Maybe if he hadn’t been built to read moods, to understand silent cues and give people what they want, Jason might miss the brief moment of hesitation. Because by the time Dick’s gaze flicks up to meet his, there’s nothing in his expression but cool focus.

“I’m not.”

“What if you were?

Distantly, Jason knows his tone sounds like the baseline tests. Questions that aren’t supposed to have meaning to things like them, with words designed to provoke an emotional response from any of them that are malfunctioning. Like they’re just machines, like they can’t grow or feel or think. Hit baseline or get ‘retired;’ that’s been his life for as long as he’s been in service.

The breath Dick takes is too long to be normal, even if his expression doesn’t change. “Then he would be a human combatant protecting a wanted replicant from retirement. That makes him just as guilty.”

Jason’s breath huffs out in a rush and he shoves himself off the chair, one hand lifting and raking back through his hair. “And that’s all that matters, huh? I’m guilty so I deserve to die?”

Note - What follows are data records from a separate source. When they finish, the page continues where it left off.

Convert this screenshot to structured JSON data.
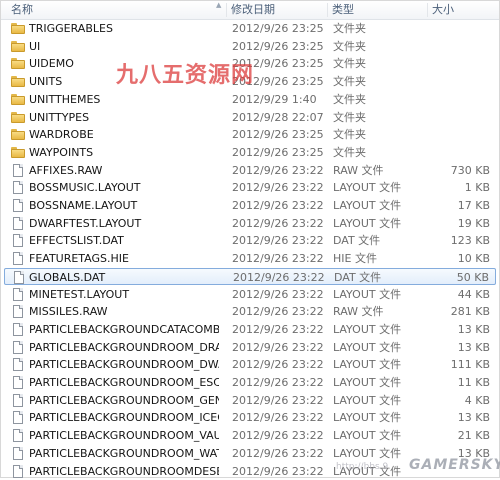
{
  "columns": {
    "name": "名称",
    "date": "修改日期",
    "type": "类型",
    "size": "大小"
  },
  "files": [
    {
      "name": "TRIGGERABLES",
      "date": "2012/9/26 23:25",
      "type": "文件夹",
      "size": "",
      "kind": "folder"
    },
    {
      "name": "UI",
      "date": "2012/9/26 23:25",
      "type": "文件夹",
      "size": "",
      "kind": "folder"
    },
    {
      "name": "UIDEMO",
      "date": "2012/9/26 23:25",
      "type": "文件夹",
      "size": "",
      "kind": "folder"
    },
    {
      "name": "UNITS",
      "date": "2012/9/26 23:25",
      "type": "文件夹",
      "size": "",
      "kind": "folder"
    },
    {
      "name": "UNITTHEMES",
      "date": "2012/9/29 1:40",
      "type": "文件夹",
      "size": "",
      "kind": "folder"
    },
    {
      "name": "UNITTYPES",
      "date": "2012/9/28 22:07",
      "type": "文件夹",
      "size": "",
      "kind": "folder"
    },
    {
      "name": "WARDROBE",
      "date": "2012/9/26 23:25",
      "type": "文件夹",
      "size": "",
      "kind": "folder"
    },
    {
      "name": "WAYPOINTS",
      "date": "2012/9/26 23:25",
      "type": "文件夹",
      "size": "",
      "kind": "folder"
    },
    {
      "name": "AFFIXES.RAW",
      "date": "2012/9/26 23:22",
      "type": "RAW 文件",
      "size": "730 KB",
      "kind": "file"
    },
    {
      "name": "BOSSMUSIC.LAYOUT",
      "date": "2012/9/26 23:22",
      "type": "LAYOUT 文件",
      "size": "1 KB",
      "kind": "file"
    },
    {
      "name": "BOSSNAME.LAYOUT",
      "date": "2012/9/26 23:22",
      "type": "LAYOUT 文件",
      "size": "17 KB",
      "kind": "file"
    },
    {
      "name": "DWARFTEST.LAYOUT",
      "date": "2012/9/26 23:22",
      "type": "LAYOUT 文件",
      "size": "19 KB",
      "kind": "file"
    },
    {
      "name": "EFFECTSLIST.DAT",
      "date": "2012/9/26 23:22",
      "type": "DAT 文件",
      "size": "123 KB",
      "kind": "file"
    },
    {
      "name": "FEATURETAGS.HIE",
      "date": "2012/9/26 23:22",
      "type": "HIE 文件",
      "size": "10 KB",
      "kind": "file"
    },
    {
      "name": "GLOBALS.DAT",
      "date": "2012/9/26 23:22",
      "type": "DAT 文件",
      "size": "50 KB",
      "kind": "file",
      "selected": true
    },
    {
      "name": "MINETEST.LAYOUT",
      "date": "2012/9/26 23:22",
      "type": "LAYOUT 文件",
      "size": "44 KB",
      "kind": "file"
    },
    {
      "name": "MISSILES.RAW",
      "date": "2012/9/26 23:22",
      "type": "RAW 文件",
      "size": "281 KB",
      "kind": "file"
    },
    {
      "name": "PARTICLEBACKGROUNDCATACOMB...",
      "date": "2012/9/26 23:22",
      "type": "LAYOUT 文件",
      "size": "13 KB",
      "kind": "file"
    },
    {
      "name": "PARTICLEBACKGROUNDROOM_DRA...",
      "date": "2012/9/26 23:22",
      "type": "LAYOUT 文件",
      "size": "13 KB",
      "kind": "file"
    },
    {
      "name": "PARTICLEBACKGROUNDROOM_DWA...",
      "date": "2012/9/26 23:22",
      "type": "LAYOUT 文件",
      "size": "111 KB",
      "kind": "file"
    },
    {
      "name": "PARTICLEBACKGROUNDROOM_ESCA...",
      "date": "2012/9/26 23:22",
      "type": "LAYOUT 文件",
      "size": "11 KB",
      "kind": "file"
    },
    {
      "name": "PARTICLEBACKGROUNDROOM_GEN...",
      "date": "2012/9/26 23:22",
      "type": "LAYOUT 文件",
      "size": "4 KB",
      "kind": "file"
    },
    {
      "name": "PARTICLEBACKGROUNDROOM_ICEC...",
      "date": "2012/9/26 23:22",
      "type": "LAYOUT 文件",
      "size": "13 KB",
      "kind": "file"
    },
    {
      "name": "PARTICLEBACKGROUNDROOM_VAU...",
      "date": "2012/9/26 23:22",
      "type": "LAYOUT 文件",
      "size": "21 KB",
      "kind": "file"
    },
    {
      "name": "PARTICLEBACKGROUNDROOM_WAT...",
      "date": "2012/9/26 23:22",
      "type": "LAYOUT 文件",
      "size": "13 KB",
      "kind": "file"
    },
    {
      "name": "PARTICLEBACKGROUNDROOMDESE...",
      "date": "2012/9/26 23:22",
      "type": "LAYOUT 文件",
      "size": "",
      "kind": "file"
    }
  ],
  "watermarks": {
    "top": "九八五资源网",
    "bottom": "GAMERSKY",
    "url": "http://bbs.9"
  }
}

“You’ll be better off if you cooperate.” Dick’s voice is a bit quieter, and when Jason looks back those true blue eyes are raised to him. “If you let me go now, and come in with me, it’ll be easier. The procedure is painless; you won’t feel a thing. I was sent after you, I won’t ask you to help me capture him too. You can still do this the right way.”

It sounds pleasant. Sounds — he almost gives a slightly hysterical laugh — humane.

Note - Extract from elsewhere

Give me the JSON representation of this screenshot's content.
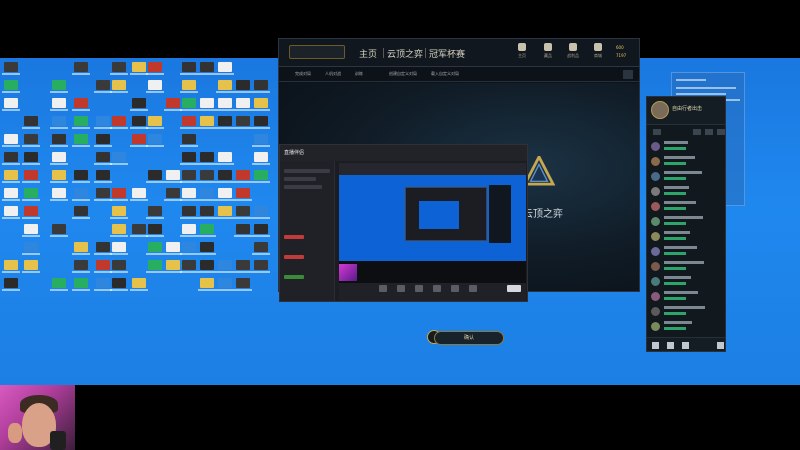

“All I have to do is die, huh?”

Dick shifts. “Retirement—”

“Murder!” Jason snaps, taking a sharp step forward. “Don’t you hide it behind that stupid, clean word! I’m alive; it’s murder.” He takes a sharp breath, shifts forward another half a step and feels the gun rub against his skin. “How can you put your own kind down and not even care? Not even question?

“You’re not like me. You disobeyed.”

His teeth grind together. “You have no idea what that even means. Do you know what I did? Did you even ask?”

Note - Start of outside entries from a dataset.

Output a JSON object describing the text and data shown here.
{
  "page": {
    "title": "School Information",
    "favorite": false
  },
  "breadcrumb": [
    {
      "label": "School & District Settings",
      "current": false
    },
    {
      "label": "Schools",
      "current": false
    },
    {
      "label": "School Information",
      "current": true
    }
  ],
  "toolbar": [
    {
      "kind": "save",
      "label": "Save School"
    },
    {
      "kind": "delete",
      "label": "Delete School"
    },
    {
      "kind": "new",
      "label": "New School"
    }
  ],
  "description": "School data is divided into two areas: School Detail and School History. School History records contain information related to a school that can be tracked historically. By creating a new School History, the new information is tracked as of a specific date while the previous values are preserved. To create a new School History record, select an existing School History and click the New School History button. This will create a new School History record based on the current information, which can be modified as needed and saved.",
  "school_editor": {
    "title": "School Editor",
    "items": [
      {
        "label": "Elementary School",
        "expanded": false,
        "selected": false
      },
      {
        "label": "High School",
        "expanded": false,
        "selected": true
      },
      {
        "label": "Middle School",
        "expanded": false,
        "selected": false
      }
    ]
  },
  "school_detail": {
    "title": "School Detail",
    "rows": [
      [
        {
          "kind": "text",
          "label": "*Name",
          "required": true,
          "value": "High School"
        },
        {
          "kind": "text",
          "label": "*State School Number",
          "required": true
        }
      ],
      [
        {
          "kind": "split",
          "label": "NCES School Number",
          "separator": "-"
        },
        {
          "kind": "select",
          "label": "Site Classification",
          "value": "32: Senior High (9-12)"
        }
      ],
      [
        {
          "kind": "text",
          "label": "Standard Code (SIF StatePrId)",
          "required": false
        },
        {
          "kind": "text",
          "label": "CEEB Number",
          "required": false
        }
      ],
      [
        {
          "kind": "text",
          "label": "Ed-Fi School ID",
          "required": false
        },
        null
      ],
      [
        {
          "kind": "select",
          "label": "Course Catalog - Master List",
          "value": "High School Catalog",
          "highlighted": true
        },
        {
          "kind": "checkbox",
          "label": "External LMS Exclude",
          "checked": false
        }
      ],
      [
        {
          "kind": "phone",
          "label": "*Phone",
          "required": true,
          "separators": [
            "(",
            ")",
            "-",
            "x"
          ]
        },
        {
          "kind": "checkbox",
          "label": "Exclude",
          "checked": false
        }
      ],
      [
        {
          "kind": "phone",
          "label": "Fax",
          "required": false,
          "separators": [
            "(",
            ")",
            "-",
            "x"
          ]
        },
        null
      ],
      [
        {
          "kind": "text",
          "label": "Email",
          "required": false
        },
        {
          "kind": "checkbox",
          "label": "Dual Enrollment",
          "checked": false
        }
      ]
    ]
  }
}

There’s a moment of silence, and there’s something in Dick’s eyes that Jason recognizes. Something on the edge of breaking. “No.”

That look drains Jason out, leaves him stepping backwards and dropping back down onto the chair. He feels half-hollow when he says, “I said no. That’s— That’s all I did. He didn’t listen; I asked him to stop but he just…” His hands are trembling again; he clenches them into fists to make it stop, to drive the memories away. “I didn’t have the right to defend myself. I was supposed to just lay down and take his sick fetish, and I— I couldn’t. I pushed him off and I walked out and he reported me. Now here I am.”

“Did you hurt him?”

He shrugs, forces a hand loose to rub it up the outside of his other arm. “A couple bruises, maybe. He was about to carve me up like some piece of meat; I’m pretty sure he deserved it.” The laugh makes it up his throat, short and harsh. “I get sentenced to death and he just goes off and does it to someone else. Where’s the justice in that?”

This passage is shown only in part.